Eltern lassen Kinder im Badzimmer fluchen und filmen sie heimlich

Kleinkinder werden zum Fluchen animiert und online abgefeiert. Kinderpsychologen halten nichts von der «Bathroom-Challenge».

Die sogenannte «Bathroom-Challenge» geht derzeit auf Tiktok viral. Dabei motivieren Eltern ihre oftmals noch sehr kleinen Töchter und Söhne dazu, im Badezimmer Fluchwörter zu benutzen, während sie den Raum verlassen. Doch: Die Kinder werden dabei gefilmt. Folglich äussern diese Wörter wie «Bit**», «Motherf*****» oder «Ass****». Aber was bedeutet dieser Trend wirklich für die beteiligten Kinder? Zwei Kinderpsychologen ordnen ein.

«Mein erster Eindruck war: Das ist inszeniert. Das ist eine Selbstbeweihräucherung der Mütter und die armen Kinder müssen das mitmachen», sagt Philipp Ramming von der Vereinigung der Kinder- und Jugendpsychologen. Die Kinder seien Zirkuspferde der Eltern, gibt er zu bedenken. Der natürliche Impuls des Fluchens, der typischerweise in Momenten echter Frustration auftrete, werde so in eine völlig unnatürliche Inszenierung umgewandelt.

«Das ist daneben»

Auch Kinderpsychologe Fabian Grolimund kritisiert die Tiktok-Challenge. Eltern sollten einen relativ entspannten Umgang mit dem Fluchen pflegen. «Das ist durchaus etwas, was Kinder dürfen sollen und ihnen auch guttut. Aber wenn Eltern ihre Kinder in einem privaten oder auch peinlichen Moment filmen und das Video online stellen, ist das daneben.»

«Solche Videos können in der Pubertät zu Spott und sozialer Ausgrenzung führen.»
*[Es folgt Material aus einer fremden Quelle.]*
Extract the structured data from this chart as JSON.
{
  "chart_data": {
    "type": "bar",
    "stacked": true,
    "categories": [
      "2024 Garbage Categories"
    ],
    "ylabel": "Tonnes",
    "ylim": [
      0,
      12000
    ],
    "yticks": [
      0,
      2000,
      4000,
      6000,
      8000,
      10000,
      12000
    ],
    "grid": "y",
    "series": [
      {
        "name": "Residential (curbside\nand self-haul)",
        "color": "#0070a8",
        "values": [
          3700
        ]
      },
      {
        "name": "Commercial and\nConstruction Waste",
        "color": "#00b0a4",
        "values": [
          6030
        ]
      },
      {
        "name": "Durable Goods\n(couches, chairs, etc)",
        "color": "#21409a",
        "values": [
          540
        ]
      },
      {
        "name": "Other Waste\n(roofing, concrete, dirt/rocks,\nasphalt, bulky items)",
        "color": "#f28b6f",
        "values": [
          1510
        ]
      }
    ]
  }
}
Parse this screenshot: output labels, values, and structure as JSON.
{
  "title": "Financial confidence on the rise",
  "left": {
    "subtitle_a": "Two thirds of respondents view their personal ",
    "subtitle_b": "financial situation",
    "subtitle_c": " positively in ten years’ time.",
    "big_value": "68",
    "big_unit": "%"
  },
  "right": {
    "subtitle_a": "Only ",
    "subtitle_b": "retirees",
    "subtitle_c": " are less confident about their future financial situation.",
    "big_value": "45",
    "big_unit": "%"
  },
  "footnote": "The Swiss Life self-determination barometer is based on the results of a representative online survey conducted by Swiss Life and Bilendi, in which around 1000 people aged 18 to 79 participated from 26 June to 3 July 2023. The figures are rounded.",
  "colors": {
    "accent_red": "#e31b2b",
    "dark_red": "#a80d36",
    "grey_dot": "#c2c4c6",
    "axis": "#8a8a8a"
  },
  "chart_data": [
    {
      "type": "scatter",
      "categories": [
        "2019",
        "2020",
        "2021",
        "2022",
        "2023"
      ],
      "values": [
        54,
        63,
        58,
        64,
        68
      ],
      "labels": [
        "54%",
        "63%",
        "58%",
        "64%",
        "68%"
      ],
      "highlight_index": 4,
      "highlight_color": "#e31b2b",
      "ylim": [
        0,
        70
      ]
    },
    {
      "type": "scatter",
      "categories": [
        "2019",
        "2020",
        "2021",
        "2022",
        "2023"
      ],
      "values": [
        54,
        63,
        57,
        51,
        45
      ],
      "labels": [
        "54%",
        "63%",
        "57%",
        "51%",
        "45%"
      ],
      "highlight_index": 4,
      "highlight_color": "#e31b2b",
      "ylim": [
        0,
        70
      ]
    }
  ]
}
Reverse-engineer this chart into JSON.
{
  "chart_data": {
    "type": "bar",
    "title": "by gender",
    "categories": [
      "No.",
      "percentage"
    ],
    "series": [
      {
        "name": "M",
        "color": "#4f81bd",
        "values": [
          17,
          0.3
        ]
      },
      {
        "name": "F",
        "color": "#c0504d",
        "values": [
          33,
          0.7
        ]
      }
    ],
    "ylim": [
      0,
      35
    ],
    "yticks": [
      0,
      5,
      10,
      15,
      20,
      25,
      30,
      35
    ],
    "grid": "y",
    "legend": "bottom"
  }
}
Die potenziellen Langzeitfolgen dieser Videos seien besonders beunruhigend, gibt Experte Ramming zu bedenken: «Wenn die Kinder in der Pubertät diese Clips sehen, die noch immer im Netz sind, wird das eine Katastrophe für sie.» Die Pubertät sei sowieso schon eine kritische Phase der Selbstfindung und sozialen Navigation. Solche Videos könnten deshalb zu Spott und sozialer Ausgrenzung führen, was der psychischen Gesundheit der betroffenen Kinder erheblich schaden könnte, sagt der Experte.

Schimpfwörter gehören zur Kindheit

Wann ist denn das richtige Alter, um mit dem Fluchen zu beginnen? Das liege an den Eltern, sagt Ramming. «Gemäss den Eltern haben die Kinder die Fluchwörter immer von den anderen. Aber grundsätzlich kopieren die Kinder die Erwachsenen.» Wenn also zu Hause schon früh geflucht wird, übernehmen es die Kinder automatisch. «Und dann muss es kanalisiert werden. In einem Badezimmer ist das grundsätzlich in Ordnung.»

Grolimund befürwortet einen spielerischen Ansatz im Umgang mit dem Thema Fluchwörter: «Meine Mutter ist Kindergärtnerin und auch sie hat die Kinder schon gefragt, welche Fluchwörter sie kennen. Die Fluchwörter habe man dann in grüne, rote und orange Kategorien eingeteilt. Die rote Kategorie hat sie dann verbrannt.» Werde dann trotzdem ein rotes Wort gesagt, erwidere die Kindergärtnerin: «Das sagen wir hier nicht. Komm, wir suchen dir eines von den grünen aus.»

Alternativen sind sinnvoll

Ramming hebt die Rolle der Eltern bei der Vermittlung angemessener Wege zum Ausdruck von Emotionen hervor: «Emotionen müssen gesellschaftlich verträglich ausgelebt werden. Und dazu sind die Eltern ein Vorbild.» So lautet sein Ratschlag für Eltern, deren Kinder bereits fluchen: «Bei besonders schlimmen Wörtern sofort intervenieren und Alternativen suchen.» Er sagt aber auch, dass ein absolutes Verbot unwirksam sei.

Grolimund betont die Wichtigkeit, Emotionen Ausdruck zu verleihen, und sieht Fluchen als einen solchen Ausdruck: «Es ist ein Ausdruck, um sich Luft zu verschaffen. Wenn man sich aufregt und ‹Schei***› sagt, drückt das ein Gefühl besser aus, als wenn man nur ‹oh, wieso ist mir das passiert› sagt.»

Sich als Elternteil beim Fluchen konsequent querzustellen, sei zudem aussichtslos, warnt er. «Wenn Eltern einen Kampf führen gegen das Schimpfen, ist das nicht der richtige Weg. Das kann auch sehr vom Wesentlichen ablenken.»